A few weeks ago I spoke at an event in Melbourne that brings together older Australians with an interest in continued education and learning. For 40 minutes I spoke about my optimism for the Australian nation and people. This was followed by a Q&A, which included a question I have never been asked before: “Is there a single value, ideal or concept that galvanises the Australian people?”
What a cracker of a question: grand, patriotic, curious – and haunting, because it raises the prospect that maybe there is nothing that unites us anymore. I can’t remember what I answered but I’m sure it was inadequate. It is a question that deserves consideration by all Australians because it goes to the core of who we are as a people and what we stand for as a nation. We need to know where we’re going. We need more than prosperity. We need purpose, meaning, a grand ideal. What is the idea, the notion, that holds us together?
Rightly or wrongly, for much of the past 250 years we Australians have generally regarded ourselves as citizens of the British Empire. And we held fast to traditional belief systems based on a few variations of the Christian religion. The concepts of God and country, together with family and community, were sufficiently galvanising to prompt thousands of young men to join expeditionary forces in Europe and elsewhere during two world wars. However, I doubt that God and country, let alone the idea of empire, could similarly galvanise 21st century Australia.
Family and community remain, I think, the last bastions of Australian togetherness. Especially coming out of the pandemic. For many, this has been a time of reassessment of what is important in life: family, friends, community. But long gone or at least receding are many of the ideals, the institutions that in the past held us together as a nation. Could it be that traditionally galvanising forces such as empire and church have been replaced by new concepts such as adherence to commonly accepted causes for good, such as tackling climate change, the pursuit of social justice, the desire to be “on the right side of history”? All ennobling ideals, don’t you think?

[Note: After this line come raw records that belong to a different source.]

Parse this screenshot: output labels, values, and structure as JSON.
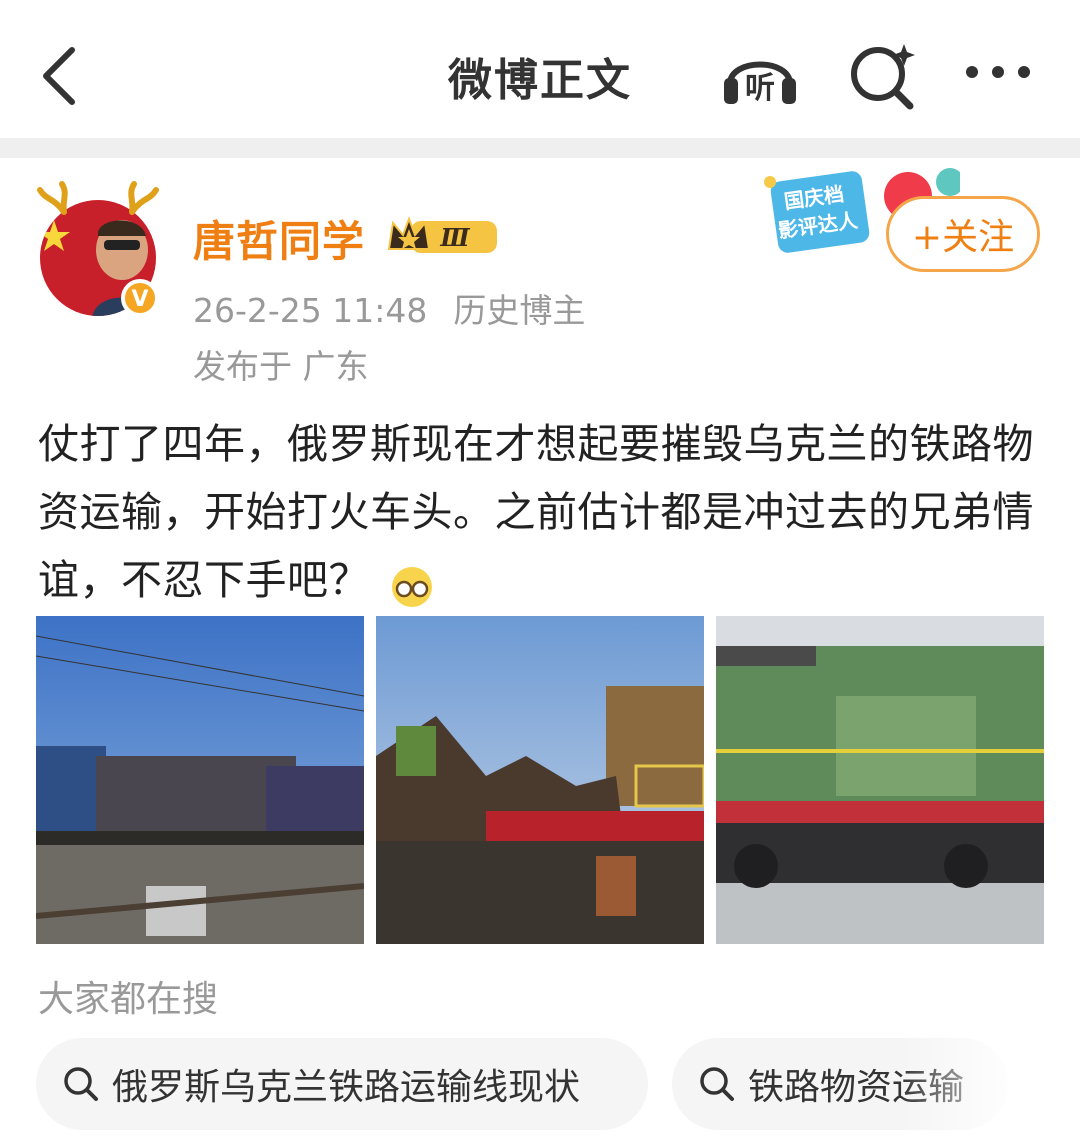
{
  "header": {
    "title": "微博正文",
    "back_icon": "chevron-left-icon",
    "listen_label": "听",
    "search_icon": "search-sparkle-icon",
    "more_icon": "more-dots-icon"
  },
  "post": {
    "author": {
      "name": "唐哲同学",
      "level_badge": "Ⅲ",
      "verified_mark": "V"
    },
    "timestamp": "26-2-25 11:48",
    "author_tag": "历史博主",
    "location": "发布于 广东",
    "promo_badge": {
      "line1": "国庆档",
      "line2": "影评达人"
    },
    "follow_label": "+关注",
    "text": "仗打了四年，俄罗斯现在才想起要摧毁乌克兰的铁路物资运输，开始打火车头。之前估计都是冲过去的兄弟情谊，不忍下手吧？",
    "images": [
      {
        "name": "photo-1",
        "subject": "damaged-locomotive-blue-sky"
      },
      {
        "name": "photo-2",
        "subject": "wrecked-locomotive-front"
      },
      {
        "name": "photo-3",
        "subject": "green-locomotive-damaged"
      }
    ]
  },
  "search_section": {
    "label": "大家都在搜",
    "chips": [
      {
        "text": "俄罗斯乌克兰铁路运输线现状"
      },
      {
        "text": "铁路物资运输"
      }
    ]
  },
  "colors": {
    "accent_orange": "#f07f13",
    "follow_border": "#f5a64a",
    "muted_text": "#999999",
    "divider": "#efefef",
    "chip_bg": "#f5f5f5"
  }
}
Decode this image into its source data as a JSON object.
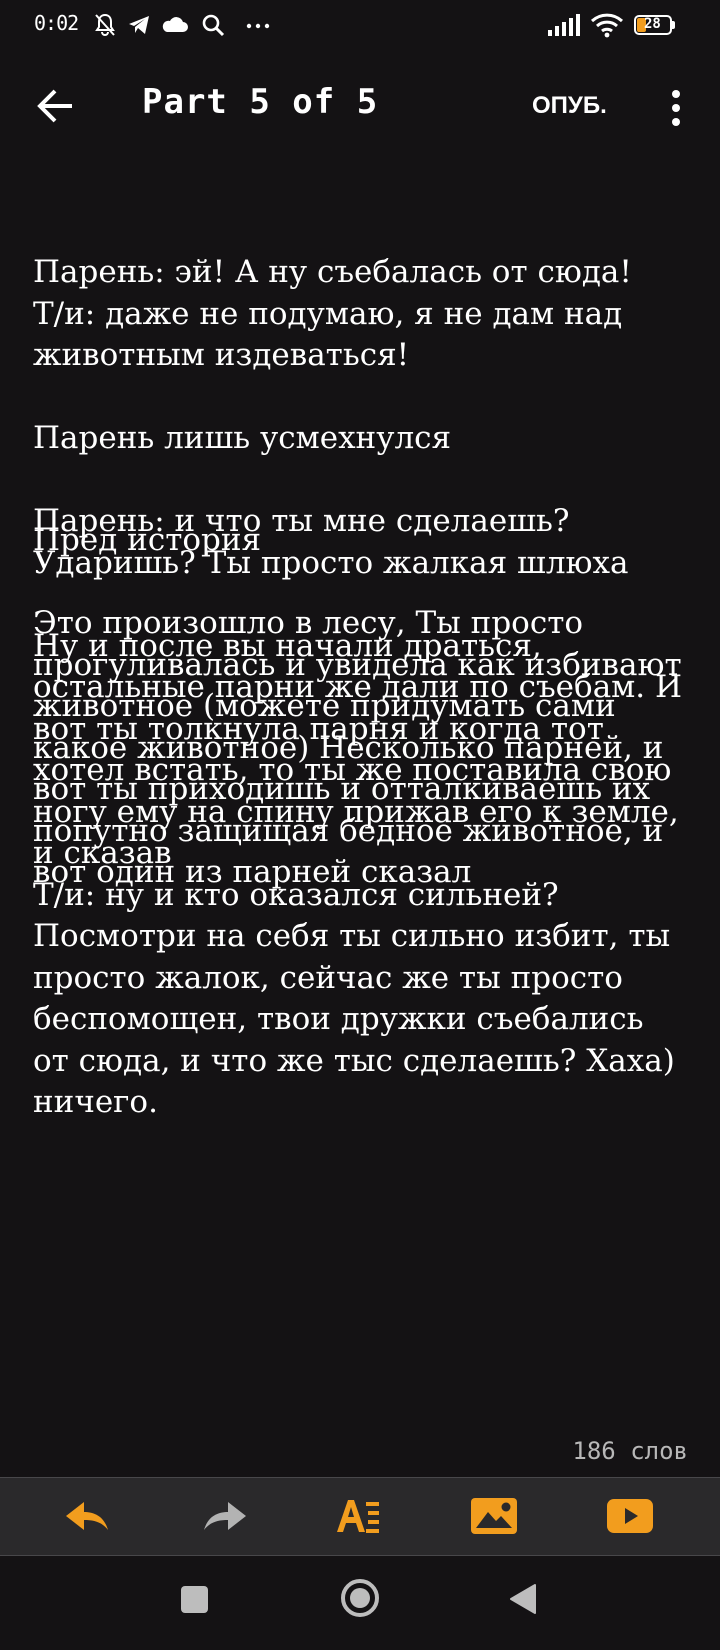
{
  "status_bar": {
    "time": "0:02",
    "battery_level": "28"
  },
  "app_bar": {
    "title": "Part 5 of 5",
    "publish_label": "ОПУБ."
  },
  "story": {
    "layer_top": "Парень: эй! А ну съебалась от сюда!\nТ/и: даже не подумаю, я не дам над животным издеваться!\n\nПарень лишь усмехнулся\n\nПарень: и что ты мне сделаешь? Ударишь? Ты просто жалкая шлюха\n\nНу и после вы начали драться, остальные парни же дали по съебам. И вот ты толкнула парня и когда тот хотел встать, то ты же поставила свою ногу ему на спину прижав его к земле, и сказав\nТ/и: ну и кто оказался сильней? Посмотри на себя ты сильно избит, ты просто жалок, сейчас же ты просто беспомощен, твои дружки съебались  от сюда, и что же тыс сделаешь? Хаха) ничего.",
    "layer_bottom": "Пред история\n\nЭто произошло в лесу, Ты просто прогуливалась и увидела как избивают животное (можете придумать сами какое животное) Несколько парней, и вот ты приходишь и отталкиваешь их попутно защищая бедное животное, и вот один из парней сказал"
  },
  "word_count": "186 слов",
  "toolbar": {
    "accent": "#f29d1e",
    "icons": [
      "undo-icon",
      "redo-icon",
      "text-format-icon",
      "image-icon",
      "video-icon"
    ]
  },
  "nav_bar": {
    "icons": [
      "recents-square-icon",
      "home-circle-icon",
      "back-triangle-icon"
    ]
  }
}
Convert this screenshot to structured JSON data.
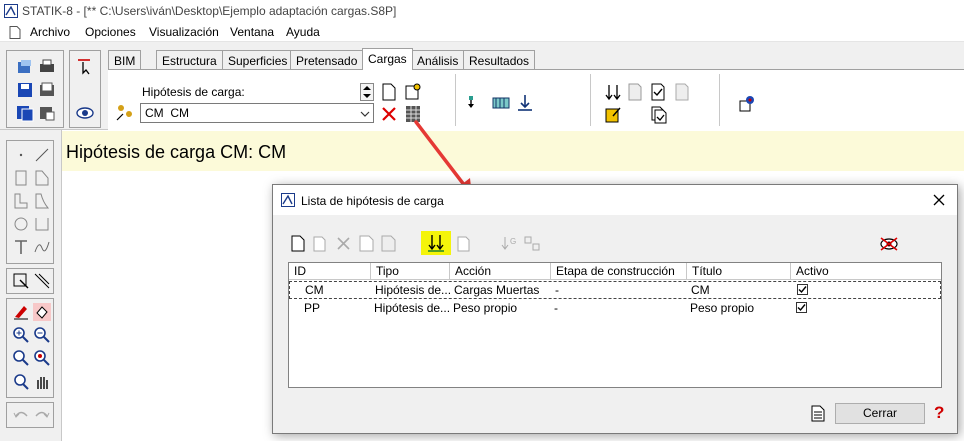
{
  "window": {
    "title": "STATIK-8 - [** C:\\Users\\iván\\Desktop\\Ejemplo adaptación cargas.S8P]"
  },
  "menu": {
    "items": [
      "Archivo",
      "Opciones",
      "Visualización",
      "Ventana",
      "Ayuda"
    ]
  },
  "tabs": {
    "items": [
      "BIM",
      "Estructura",
      "Superficies",
      "Pretensado",
      "Cargas",
      "Análisis",
      "Resultados"
    ],
    "active": "Cargas"
  },
  "load_hypothesis": {
    "label": "Hipótesis de carga:",
    "selected": "CM  CM"
  },
  "banner": {
    "text": "Hipótesis de carga CM: CM"
  },
  "dialog": {
    "title": "Lista de hipótesis de carga",
    "columns": [
      "ID",
      "Tipo",
      "Acción",
      "Etapa de construcción",
      "Título",
      "Activo"
    ],
    "rows": [
      {
        "id": "CM",
        "tipo": "Hipótesis de...",
        "accion": "Cargas Muertas",
        "etapa": "-",
        "titulo": "CM",
        "activo": true
      },
      {
        "id": "PP",
        "tipo": "Hipótesis de...",
        "accion": "Peso propio",
        "etapa": "-",
        "titulo": "Peso propio",
        "activo": true
      }
    ],
    "close_button": "Cerrar",
    "help_glyph": "?"
  },
  "colors": {
    "banner_bg": "#fcfad9",
    "arrow": "#e53935",
    "highlight_icon_bg": "#f4f40a",
    "help": "#d00000"
  },
  "icons": [
    "app-icon",
    "document-icon",
    "cursor-select-icon",
    "eye-icon",
    "paste-icon",
    "delete-x-icon",
    "table-grid-icon",
    "sort-icon",
    "close-icon",
    "no-visibility-icon"
  ]
}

Certainly, there is pride whenever Aussies win Olympic gold medals. I think every Australian willed Cathy Freeman to win her race at the Sydney 2000 Olympics. There was a collective sigh of relief when miners were rescued from Tassie’s Beaconsfield, when Aussie divers saved boys from drowning in Thai caves, when a lost child is found in the Australian bush. And every summer we are galvanised in admiration of the bravery, selflessness and persistence of fire fighters, search parties, surf life savers and the police. It isn’t so much droughts and flooding rains; it is our response to them. We Australians are tested on our unity skills every summer.
We may not be united by God and empire as we once were. But we remain intensely united when it counts. The challenge, as I see it, is to harness that electric spirit of unity whenever discord and disharmony seem ascendant. Our common value, taught to us every summer, is our ability to remain unified and stiffened in our resolve to face and overcome whatever adversities lie ahead.